“If you want to know why you drink and use, quit drinking and using.”
Source: Addicted to Doom | The Fix
Like most alcoholics, I wake up every morning, open my eyes and think, “I’m fucked.”
I was born this way. When I was a six years old, I would make my mom promise no less than 45 times before I left in the morning that she would be waiting for me when I got off the bus, because I was petrified I’d be kidnapped. I was the last stop on the route. My driver would ask me when I would suck my thumb, “Which flavor is it, chocolate or vanilla?” He was probably making harmless conversation with a six-year-old, but in my mind, he was planning on taking me to the bus yard to murder me. No exaggeration, this is where my brain went, when I was six.
When I was 8 years old, we had a school assignment to write and illustrate a book. Most kids wrote fun-loving stories of unicorns and pirate adventures. I wrote a heartbreaking tale about a bird dying called “The Cycle of Life” that made my teacher cry.
At 10 years old, I was wandering through the Connecticut woods—half talking to the gnomes I was 100 percent sure existed and half worried about being molested by a drifter—when I came upon a man’s gravestone from early colonial America. Barely visible from decades of erosion, I could just make out, “Beloved son, father, husband.” I sat there trying to imagine his entire life, what it must have been like, what it was like back then…and as I imagined this world, I realized everything I was imagining took place in the tiny dash between those two dates. His whole life reduced to a couple of inches. At that moment I realized I was in my dash, and had an existential crisis that shook me to my newly developing core. I was inconsolable. “We’re in the dash, we’re in the dash,” I cried. My parents shook their heads and told me to try not to “be so deep,” but I’ve never looked at life quite the same way ever since.

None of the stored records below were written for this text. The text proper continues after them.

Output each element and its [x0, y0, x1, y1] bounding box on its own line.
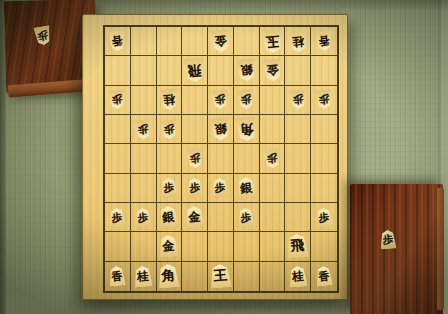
- sente-piece-stand[interactable]: 歩: [350, 184, 443, 314]
- board-cell[interactable]: [260, 174, 286, 203]
- board-cell[interactable]: [260, 203, 286, 232]
- sente-stand-edge: [437, 188, 444, 310]
- board-cell[interactable]: [131, 27, 157, 56]
- board-cell[interactable]: [208, 232, 234, 261]
- shogi-piece-sente[interactable]: 香: [109, 266, 127, 287]
- shogi-grid[interactable]: 香金玉桂香飛銀金歩桂歩歩歩歩歩歩銀角歩歩歩歩歩銀歩歩銀金歩歩金飛香桂角王桂香: [103, 25, 339, 293]
- board-cell[interactable]: [105, 144, 131, 173]
- board-cell[interactable]: 飛: [285, 232, 311, 261]
- board-cell[interactable]: 歩: [131, 203, 157, 232]
- shogi-piece-gote[interactable]: 歩: [160, 119, 178, 139]
- shogi-piece-gote[interactable]: 飛: [183, 58, 206, 84]
- shogi-piece-gote[interactable]: 歩: [263, 148, 281, 168]
- shogi-piece-sente[interactable]: 角: [157, 263, 180, 289]
- board-cell[interactable]: [208, 56, 234, 85]
- board-cell[interactable]: [234, 232, 260, 261]
- board-cell[interactable]: [260, 262, 286, 291]
- board-cell[interactable]: 桂: [157, 86, 183, 115]
- board-cell[interactable]: 銀: [234, 174, 260, 203]
- board-cell[interactable]: 歩: [260, 144, 286, 173]
- board-cell[interactable]: [311, 56, 337, 85]
- board-cell[interactable]: 金: [157, 232, 183, 261]
- shogi-piece-sente[interactable]: 王: [209, 263, 232, 289]
- board-cell[interactable]: [260, 86, 286, 115]
- shogi-piece-sente[interactable]: 歩: [315, 207, 333, 227]
- board-cell[interactable]: 歩: [234, 203, 260, 232]
- shogi-piece-sente[interactable]: 香: [315, 266, 333, 287]
- shogi-piece-gote[interactable]: 香: [315, 30, 333, 51]
- board-cell[interactable]: [311, 144, 337, 173]
- board-cell[interactable]: [105, 232, 131, 261]
- board-cell[interactable]: [234, 144, 260, 173]
- shogi-piece-gote[interactable]: 歩: [315, 90, 333, 110]
- board-cell[interactable]: [157, 144, 183, 173]
- board-cell[interactable]: [131, 144, 157, 173]
- board-cell[interactable]: [285, 56, 311, 85]
- shogi-piece-sente[interactable]: 歩: [212, 178, 230, 198]
- board-cell[interactable]: 歩: [208, 174, 234, 203]
- board-cell[interactable]: [131, 56, 157, 85]
- shogi-piece-gote[interactable]: 角: [235, 116, 258, 142]
- shogi-piece-sente[interactable]: 飛: [286, 234, 309, 260]
- shogi-board[interactable]: 香金玉桂香飛銀金歩桂歩歩歩歩歩歩銀角歩歩歩歩歩銀歩歩銀金歩歩金飛香桂角王桂香: [82, 14, 348, 300]
- shogi-piece-sente[interactable]: 金: [184, 205, 205, 229]
- board-cell[interactable]: 桂: [131, 262, 157, 291]
- shogi-piece-sente[interactable]: 歩: [134, 207, 152, 227]
- board-cell[interactable]: [234, 27, 260, 56]
- shogi-piece-gote[interactable]: 銀: [210, 117, 231, 141]
- board-cell[interactable]: [182, 86, 208, 115]
- board-cell[interactable]: 金: [208, 27, 234, 56]
- board-cell[interactable]: 歩: [105, 203, 131, 232]
- board-cell[interactable]: [285, 144, 311, 173]
- shogi-piece-gote[interactable]: 銀: [236, 59, 257, 83]
- board-cell[interactable]: 歩: [157, 174, 183, 203]
- board-cell[interactable]: [157, 27, 183, 56]
- shogi-piece-gote[interactable]: 金: [262, 59, 283, 83]
- gote-captured-pieces[interactable]: 歩: [34, 26, 50, 45]
- shogi-piece-gote[interactable]: 歩: [109, 90, 127, 110]
- board-cell[interactable]: [105, 115, 131, 144]
- board-cell[interactable]: [285, 115, 311, 144]
- board-cell[interactable]: [182, 115, 208, 144]
- board-cell[interactable]: [131, 174, 157, 203]
- board-cell[interactable]: 桂: [285, 27, 311, 56]
- shogi-piece-sente[interactable]: 歩: [109, 207, 127, 227]
- board-cell[interactable]: 玉: [260, 27, 286, 56]
- board-cell[interactable]: 歩: [285, 86, 311, 115]
- board-cell[interactable]: 銀: [208, 115, 234, 144]
- board-cell[interactable]: 銀: [157, 203, 183, 232]
- shogi-piece-sente[interactable]: 歩: [379, 229, 396, 249]
- board-cell[interactable]: 香: [105, 27, 131, 56]
- board-cell[interactable]: [260, 115, 286, 144]
- board-cell[interactable]: [311, 115, 337, 144]
- shogi-piece-gote[interactable]: 歩: [289, 90, 307, 110]
- board-cell[interactable]: 歩: [234, 86, 260, 115]
- board-cell[interactable]: [131, 86, 157, 115]
- board-cell[interactable]: 飛: [182, 56, 208, 85]
- board-cell[interactable]: [182, 232, 208, 261]
- shogi-piece-gote[interactable]: 玉: [261, 28, 284, 54]
- board-cell[interactable]: 角: [157, 262, 183, 291]
- board-cell[interactable]: 香: [311, 262, 337, 291]
- board-cell[interactable]: 歩: [182, 144, 208, 173]
- board-cell[interactable]: [157, 56, 183, 85]
- board-cell[interactable]: [182, 27, 208, 56]
- board-cell[interactable]: 歩: [131, 115, 157, 144]
- board-cell[interactable]: 桂: [285, 262, 311, 291]
- shogi-piece-sente[interactable]: 金: [159, 235, 180, 259]
- shogi-piece-sente[interactable]: 歩: [160, 178, 178, 198]
- board-cell[interactable]: 歩: [311, 203, 337, 232]
- board-cell[interactable]: [208, 144, 234, 173]
- shogi-piece-gote[interactable]: 桂: [159, 89, 179, 111]
- board-cell[interactable]: [311, 232, 337, 261]
- board-cell[interactable]: 香: [105, 262, 131, 291]
- shogi-piece-sente[interactable]: 歩: [186, 178, 204, 198]
- board-cell[interactable]: 金: [260, 56, 286, 85]
- board-cell[interactable]: 歩: [182, 174, 208, 203]
- shogi-piece-gote[interactable]: 香: [109, 30, 127, 51]
- board-cell[interactable]: 銀: [234, 56, 260, 85]
- board-cell[interactable]: 歩: [311, 86, 337, 115]
- shogi-piece-sente[interactable]: 歩: [237, 207, 255, 227]
- board-cell[interactable]: 歩: [157, 115, 183, 144]
- board-cell[interactable]: [105, 56, 131, 85]
- board-cell[interactable]: 角: [234, 115, 260, 144]
- shogi-piece-gote[interactable]: 歩: [33, 25, 52, 46]
- board-cell[interactable]: [285, 203, 311, 232]
- sente-captured-pieces[interactable]: 歩: [380, 230, 396, 249]
- board-cell[interactable]: [234, 262, 260, 291]
- board-cell[interactable]: [260, 232, 286, 261]
- board-cell[interactable]: [208, 203, 234, 232]
- shogi-piece-gote[interactable]: 金: [210, 29, 231, 53]
- shogi-piece-sente[interactable]: 銀: [236, 176, 257, 200]
- board-cell[interactable]: 歩: [105, 86, 131, 115]
- board-cell[interactable]: 香: [311, 27, 337, 56]
- shogi-piece-gote[interactable]: 歩: [212, 90, 230, 110]
- shogi-piece-sente[interactable]: 桂: [288, 265, 308, 287]
- shogi-piece-sente[interactable]: 銀: [159, 205, 180, 229]
- shogi-piece-gote[interactable]: 桂: [288, 30, 308, 52]
- shogi-piece-gote[interactable]: 歩: [237, 90, 255, 110]
- board-cell[interactable]: [285, 174, 311, 203]
- board-cell[interactable]: 歩: [208, 86, 234, 115]
- board-cell[interactable]: [311, 174, 337, 203]
- board-cell[interactable]: [182, 262, 208, 291]
- board-cell[interactable]: 金: [182, 203, 208, 232]
- shogi-piece-gote[interactable]: 歩: [186, 148, 204, 168]
- board-cell[interactable]: 王: [208, 262, 234, 291]
- board-cell[interactable]: [105, 174, 131, 203]
- shogi-piece-sente[interactable]: 桂: [133, 265, 153, 287]
- shogi-piece-gote[interactable]: 歩: [134, 119, 152, 139]
- board-cell[interactable]: [131, 232, 157, 261]
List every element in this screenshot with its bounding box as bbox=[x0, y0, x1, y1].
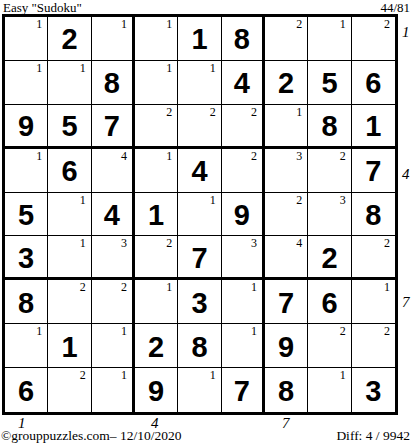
pencil-mark: 1 bbox=[121, 18, 127, 31]
sudoku-cell-r7c6[interactable]: 1 bbox=[222, 280, 265, 324]
sudoku-cell-r4c1[interactable]: 1 bbox=[5, 149, 48, 193]
sudoku-cell-r8c2[interactable]: 1 bbox=[48, 324, 91, 368]
given-digit: 1 bbox=[135, 193, 177, 236]
given-digit: 1 bbox=[48, 324, 90, 367]
pencil-mark: 2 bbox=[384, 18, 390, 31]
given-digit: 4 bbox=[178, 149, 220, 192]
pencil-mark: 3 bbox=[340, 194, 346, 207]
pencil-mark: 1 bbox=[166, 62, 172, 75]
sudoku-cell-r7c7[interactable]: 7 bbox=[265, 280, 308, 324]
given-digit: 8 bbox=[5, 280, 47, 323]
sudoku-cell-r9c5[interactable]: 1 bbox=[178, 368, 221, 412]
pencil-mark: 1 bbox=[80, 194, 86, 207]
given-digit: 7 bbox=[222, 368, 262, 412]
given-digit: 8 bbox=[222, 17, 262, 60]
sudoku-cell-r3c7[interactable]: 1 bbox=[265, 105, 308, 149]
pencil-mark: 2 bbox=[340, 325, 346, 338]
difficulty-text: Diff: 4 / 9942 bbox=[336, 428, 410, 444]
sudoku-cell-r1c5[interactable]: 1 bbox=[178, 17, 221, 61]
sudoku-cell-r3c2[interactable]: 5 bbox=[48, 105, 91, 149]
pencil-mark: 2 bbox=[166, 237, 172, 250]
sudoku-cell-r7c8[interactable]: 6 bbox=[308, 280, 351, 324]
given-digit: 7 bbox=[265, 280, 307, 323]
sudoku-cell-r6c7[interactable]: 4 bbox=[265, 236, 308, 280]
sudoku-cell-r6c8[interactable]: 2 bbox=[308, 236, 351, 280]
sudoku-cell-r7c5[interactable]: 3 bbox=[178, 280, 221, 324]
row-label-1: 1 bbox=[402, 25, 410, 40]
pencil-mark: 1 bbox=[251, 281, 257, 294]
sudoku-cell-r6c3[interactable]: 3 bbox=[92, 236, 135, 280]
given-digit: 2 bbox=[48, 17, 90, 60]
given-digit: 5 bbox=[5, 193, 47, 236]
sudoku-cell-r7c9[interactable]: 1 bbox=[352, 280, 395, 324]
given-digit: 2 bbox=[265, 61, 307, 104]
pencil-mark: 4 bbox=[121, 150, 127, 163]
sudoku-cell-r1c7[interactable]: 2 bbox=[265, 17, 308, 61]
sudoku-cell-r1c2[interactable]: 2 bbox=[48, 17, 91, 61]
given-digit: 7 bbox=[92, 105, 132, 146]
sudoku-cell-r8c4[interactable]: 2 bbox=[135, 324, 178, 368]
row-label-7: 7 bbox=[402, 295, 410, 310]
given-digit: 9 bbox=[5, 105, 47, 146]
given-digit: 3 bbox=[5, 236, 47, 277]
pencil-mark: 1 bbox=[296, 106, 302, 119]
pencil-mark: 3 bbox=[296, 150, 302, 163]
pencil-mark: 1 bbox=[210, 62, 216, 75]
sudoku-cell-r8c3[interactable]: 1 bbox=[92, 324, 135, 368]
pencil-mark: 2 bbox=[251, 150, 257, 163]
sudoku-cell-r5c6[interactable]: 9 bbox=[222, 193, 265, 237]
pencil-mark: 1 bbox=[340, 18, 346, 31]
given-digit: 3 bbox=[178, 280, 220, 323]
copyright-text: ©grouppuzzles.com– 12/10/2020 bbox=[1, 428, 181, 444]
sudoku-cell-r8c5[interactable]: 8 bbox=[178, 324, 221, 368]
given-digit: 4 bbox=[92, 193, 132, 236]
sudoku-cell-r5c8[interactable]: 3 bbox=[308, 193, 351, 237]
given-digit: 8 bbox=[92, 61, 132, 104]
pencil-mark: 1 bbox=[36, 325, 42, 338]
sudoku-cell-r9c8[interactable]: 1 bbox=[308, 368, 351, 412]
sudoku-cell-r7c2[interactable]: 2 bbox=[48, 280, 91, 324]
sudoku-cell-r1c8[interactable]: 1 bbox=[308, 17, 351, 61]
pencil-mark: 1 bbox=[340, 369, 346, 382]
sudoku-cell-r8c7[interactable]: 9 bbox=[265, 324, 308, 368]
sudoku-cell-r2c2[interactable]: 1 bbox=[48, 61, 91, 105]
pencil-mark: 2 bbox=[121, 281, 127, 294]
sudoku-cell-r6c4[interactable]: 2 bbox=[135, 236, 178, 280]
sudoku-cell-r3c9[interactable]: 1 bbox=[352, 105, 395, 149]
sudoku-cell-r2c7[interactable]: 2 bbox=[265, 61, 308, 105]
given-digit: 9 bbox=[265, 324, 307, 367]
sudoku-cell-r7c4[interactable]: 1 bbox=[135, 280, 178, 324]
pencil-mark: 3 bbox=[121, 237, 127, 250]
sudoku-cell-r8c1[interactable]: 1 bbox=[5, 324, 48, 368]
sudoku-cell-r8c6[interactable]: 1 bbox=[222, 324, 265, 368]
given-digit: 2 bbox=[308, 236, 350, 277]
sudoku-cell-r4c8[interactable]: 2 bbox=[308, 149, 351, 193]
sudoku-cell-r9c3[interactable]: 1 bbox=[92, 368, 135, 412]
sudoku-cell-r9c1[interactable]: 6 bbox=[5, 368, 48, 412]
pencil-mark: 2 bbox=[296, 18, 302, 31]
sudoku-cell-r4c5[interactable]: 4 bbox=[178, 149, 221, 193]
given-digit: 8 bbox=[308, 105, 350, 146]
sudoku-cell-r4c3[interactable]: 4 bbox=[92, 149, 135, 193]
sudoku-cell-r4c7[interactable]: 3 bbox=[265, 149, 308, 193]
given-digit: 6 bbox=[5, 368, 47, 412]
sudoku-cell-r4c2[interactable]: 6 bbox=[48, 149, 91, 193]
pencil-mark: 1 bbox=[80, 237, 86, 250]
pencil-mark: 1 bbox=[166, 281, 172, 294]
sudoku-cell-r9c7[interactable]: 8 bbox=[265, 368, 308, 412]
sudoku-cell-r8c9[interactable]: 2 bbox=[352, 324, 395, 368]
sudoku-cell-r4c6[interactable]: 2 bbox=[222, 149, 265, 193]
sudoku-cell-r3c1[interactable]: 9 bbox=[5, 105, 48, 149]
sudoku-cell-r9c4[interactable]: 9 bbox=[135, 368, 178, 412]
sudoku-cell-r1c3[interactable]: 1 bbox=[92, 17, 135, 61]
sudoku-cell-r5c5[interactable]: 1 bbox=[178, 193, 221, 237]
sudoku-cell-r7c1[interactable]: 8 bbox=[5, 280, 48, 324]
given-digit: 7 bbox=[178, 236, 220, 277]
given-digit: 5 bbox=[308, 61, 350, 104]
sudoku-cell-r9c9[interactable]: 3 bbox=[352, 368, 395, 412]
sudoku-cell-r6c5[interactable]: 7 bbox=[178, 236, 221, 280]
sudoku-cell-r5c4[interactable]: 1 bbox=[135, 193, 178, 237]
sudoku-cell-r2c5[interactable]: 1 bbox=[178, 61, 221, 105]
given-digit: 7 bbox=[352, 149, 395, 192]
given-digit: 8 bbox=[352, 193, 395, 236]
pencil-mark: 1 bbox=[210, 194, 216, 207]
sudoku-cell-r3c5[interactable]: 2 bbox=[178, 105, 221, 149]
pencil-mark: 1 bbox=[80, 62, 86, 75]
given-digit: 8 bbox=[178, 324, 220, 367]
pencil-mark: 2 bbox=[80, 281, 86, 294]
given-digit: 9 bbox=[222, 193, 262, 236]
pencil-mark: 1 bbox=[36, 18, 42, 31]
pencil-mark: 1 bbox=[36, 62, 42, 75]
sudoku-cell-r9c6[interactable]: 7 bbox=[222, 368, 265, 412]
sudoku-cell-r1c6[interactable]: 8 bbox=[222, 17, 265, 61]
sudoku-cell-r5c2[interactable]: 1 bbox=[48, 193, 91, 237]
sudoku-cell-r4c4[interactable]: 1 bbox=[135, 149, 178, 193]
sudoku-cell-r1c4[interactable]: 1 bbox=[135, 17, 178, 61]
pencil-mark: 2 bbox=[251, 106, 257, 119]
pencil-mark: 1 bbox=[210, 369, 216, 382]
pencil-mark: 3 bbox=[251, 237, 257, 250]
sudoku-cell-r3c8[interactable]: 8 bbox=[308, 105, 351, 149]
pencil-mark: 2 bbox=[166, 106, 172, 119]
sudoku-cell-r5c3[interactable]: 4 bbox=[92, 193, 135, 237]
given-digit: 1 bbox=[178, 17, 220, 60]
sudoku-cell-r1c1[interactable]: 1 bbox=[5, 17, 48, 61]
sudoku-cell-r6c6[interactable]: 3 bbox=[222, 236, 265, 280]
sudoku-cell-r2c4[interactable]: 1 bbox=[135, 61, 178, 105]
sudoku-cell-r2c9[interactable]: 6 bbox=[352, 61, 395, 105]
row-label-4: 4 bbox=[402, 167, 410, 182]
sudoku-cell-r2c3[interactable]: 8 bbox=[92, 61, 135, 105]
sudoku-cell-r4c9[interactable]: 7 bbox=[352, 149, 395, 193]
given-digit: 3 bbox=[352, 368, 395, 412]
sudoku-cell-r5c1[interactable]: 5 bbox=[5, 193, 48, 237]
sudoku-cell-r5c9[interactable]: 8 bbox=[352, 193, 395, 237]
pencil-mark: 2 bbox=[296, 194, 302, 207]
pencil-mark: 1 bbox=[121, 325, 127, 338]
sudoku-cell-r6c2[interactable]: 1 bbox=[48, 236, 91, 280]
pencil-mark: 2 bbox=[384, 237, 390, 250]
sudoku-cell-r6c9[interactable]: 2 bbox=[352, 236, 395, 280]
pencil-mark: 2 bbox=[384, 325, 390, 338]
sudoku-cell-r1c9[interactable]: 2 bbox=[352, 17, 395, 61]
given-digit: 6 bbox=[352, 61, 395, 104]
given-digit: 2 bbox=[135, 324, 177, 367]
sudoku-board: 1211182121181142569572221811641423275141… bbox=[2, 14, 398, 415]
given-digit: 8 bbox=[265, 368, 307, 412]
pencil-mark: 4 bbox=[296, 237, 302, 250]
pencil-mark: 2 bbox=[80, 369, 86, 382]
sudoku-cell-r3c6[interactable]: 2 bbox=[222, 105, 265, 149]
sudoku-cell-r3c3[interactable]: 7 bbox=[92, 105, 135, 149]
sudoku-cell-r9c2[interactable]: 2 bbox=[48, 368, 91, 412]
sudoku-cell-r8c8[interactable]: 2 bbox=[308, 324, 351, 368]
sudoku-cell-r6c1[interactable]: 3 bbox=[5, 236, 48, 280]
sudoku-cell-r5c7[interactable]: 2 bbox=[265, 193, 308, 237]
given-digit: 4 bbox=[222, 61, 262, 104]
pencil-mark: 1 bbox=[121, 369, 127, 382]
sudoku-cell-r2c6[interactable]: 4 bbox=[222, 61, 265, 105]
given-digit: 9 bbox=[135, 368, 177, 412]
sudoku-cell-r2c1[interactable]: 1 bbox=[5, 61, 48, 105]
pencil-mark: 1 bbox=[166, 18, 172, 31]
pencil-mark: 2 bbox=[340, 150, 346, 163]
pencil-mark: 1 bbox=[166, 150, 172, 163]
pencil-mark: 1 bbox=[251, 325, 257, 338]
pencil-mark: 1 bbox=[36, 150, 42, 163]
pencil-mark: 2 bbox=[210, 106, 216, 119]
given-digit: 6 bbox=[308, 280, 350, 323]
pencil-mark: 1 bbox=[384, 281, 390, 294]
sudoku-cell-r7c3[interactable]: 2 bbox=[92, 280, 135, 324]
sudoku-cell-r2c8[interactable]: 5 bbox=[308, 61, 351, 105]
given-digit: 6 bbox=[48, 149, 90, 192]
col-label-7: 7 bbox=[282, 416, 290, 431]
sudoku-cell-r3c4[interactable]: 2 bbox=[135, 105, 178, 149]
sudoku-page: { "game": "sudoku", "position": ".2..18.… bbox=[0, 0, 412, 445]
given-digit: 1 bbox=[352, 105, 395, 146]
given-digit: 5 bbox=[48, 105, 90, 146]
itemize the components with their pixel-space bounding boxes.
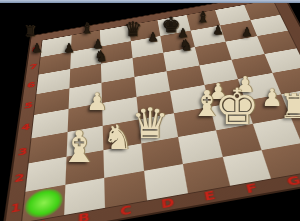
window-top-strip (0, 0, 300, 3)
black-pawn-d7[interactable]: ♟ (148, 31, 159, 43)
rank-label-3: 3 (15, 144, 31, 158)
black-queen-d8[interactable]: ♛ (124, 19, 142, 39)
white-queen-c2[interactable]: ♛ (131, 103, 169, 145)
black-knight-c6[interactable]: ♞ (94, 49, 107, 64)
chess-app-window: ABCDEFGH12345678 ♝♝♚♟♜♛♟♟♟♟♞♟♟♞♟♟♟♟♝♜♚♛♞… (0, 0, 300, 221)
rank-label-1: 1 (7, 199, 25, 215)
black-rook-a8[interactable]: ♜ (23, 24, 36, 39)
black-pawn-g7[interactable]: ♟ (242, 26, 253, 38)
black-pawn-f7[interactable]: ♟ (213, 24, 224, 36)
black-knight-f6[interactable]: ♞ (179, 38, 192, 53)
black-bishop-c8[interactable]: ♝ (80, 21, 93, 36)
square-b1[interactable] (64, 177, 105, 215)
square-e1[interactable] (183, 157, 230, 194)
rank-label-2: 2 (11, 170, 28, 185)
white-bishop-a1[interactable]: ♝ (59, 125, 98, 169)
black-pawn-b7[interactable]: ♟ (64, 42, 75, 54)
black-bishop-f8[interactable]: ♝ (196, 10, 209, 25)
black-pawn-a7[interactable]: ♟ (32, 42, 43, 54)
white-king-e1[interactable]: ♚ (215, 82, 260, 132)
square-d1[interactable] (143, 164, 188, 201)
white-knight-b1[interactable]: ♞ (103, 120, 133, 154)
square-f1[interactable] (222, 150, 271, 186)
white-pawn-b3[interactable]: ♟ (86, 90, 108, 114)
square-a1[interactable] (22, 184, 65, 221)
square-g1[interactable] (261, 143, 300, 179)
white-rook-g1[interactable]: ♜ (279, 89, 300, 123)
square-c1[interactable] (104, 171, 146, 208)
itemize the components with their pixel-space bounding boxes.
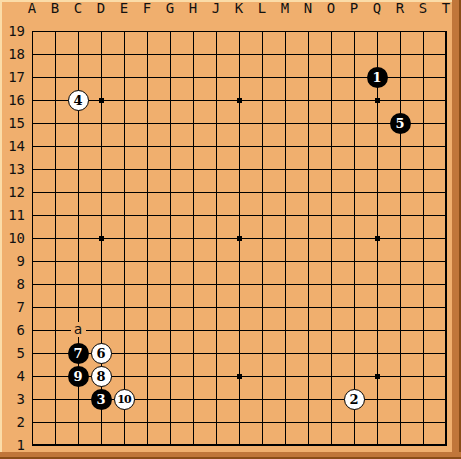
- board-frame-right: [452, 0, 461, 459]
- column-label-P: P: [343, 1, 366, 15]
- column-label-N: N: [297, 1, 320, 15]
- stone-white-2-P3: 2: [344, 389, 365, 410]
- go-board-diagram: ABCDEFGHJKLMNOPQRST191817161514131211109…: [0, 0, 461, 459]
- column-label-S: S: [412, 1, 435, 15]
- stone-black-3-D3: 3: [91, 389, 112, 410]
- column-label-C: C: [67, 1, 90, 15]
- stones-grid: 12345678910: [21, 20, 458, 457]
- column-label-L: L: [251, 1, 274, 15]
- point-label-a-C6: a: [71, 322, 86, 337]
- column-label-G: G: [159, 1, 182, 15]
- column-label-F: F: [136, 1, 159, 15]
- board-frame-bottom: [0, 452, 461, 459]
- board-frame-left: [0, 0, 2, 459]
- stone-white-4-C16: 4: [68, 90, 89, 111]
- column-label-D: D: [90, 1, 113, 15]
- column-label-A: A: [21, 1, 44, 15]
- column-label-R: R: [389, 1, 412, 15]
- stone-white-6-D5: 6: [91, 343, 112, 364]
- column-label-E: E: [113, 1, 136, 15]
- stone-black-9-C4: 9: [68, 366, 89, 387]
- column-label-B: B: [44, 1, 67, 15]
- column-label-H: H: [182, 1, 205, 15]
- column-label-Q: Q: [366, 1, 389, 15]
- stone-white-10-E3: 10: [114, 389, 135, 410]
- column-label-J: J: [205, 1, 228, 15]
- stone-black-7-C5: 7: [68, 343, 89, 364]
- column-label-K: K: [228, 1, 251, 15]
- column-label-M: M: [274, 1, 297, 15]
- column-label-O: O: [320, 1, 343, 15]
- stone-white-8-D4: 8: [91, 366, 112, 387]
- stone-black-5-R15: 5: [390, 113, 411, 134]
- stone-black-1-Q17: 1: [367, 67, 388, 88]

From a very young age I’ve had to fight the fatalistic thought that none of this matters, so it wasn’t a huge surprise that I took to alcohol and drugs like a duck to water. I blacked out the first time I drank and it was glorious. Five minutes after smoking my first joint, I was buying a pipe. Marijuana gave me reprieve from the algorithm of doom that constantly unfolds in my mind; sure, I became a delusional conspiracy theorist, but at least I was CHILL AF about it all, man. The relief I got from my brain the first time I ever did heroin, just the blissful SILENCE, is a feeling that will haunt me for the rest of my life.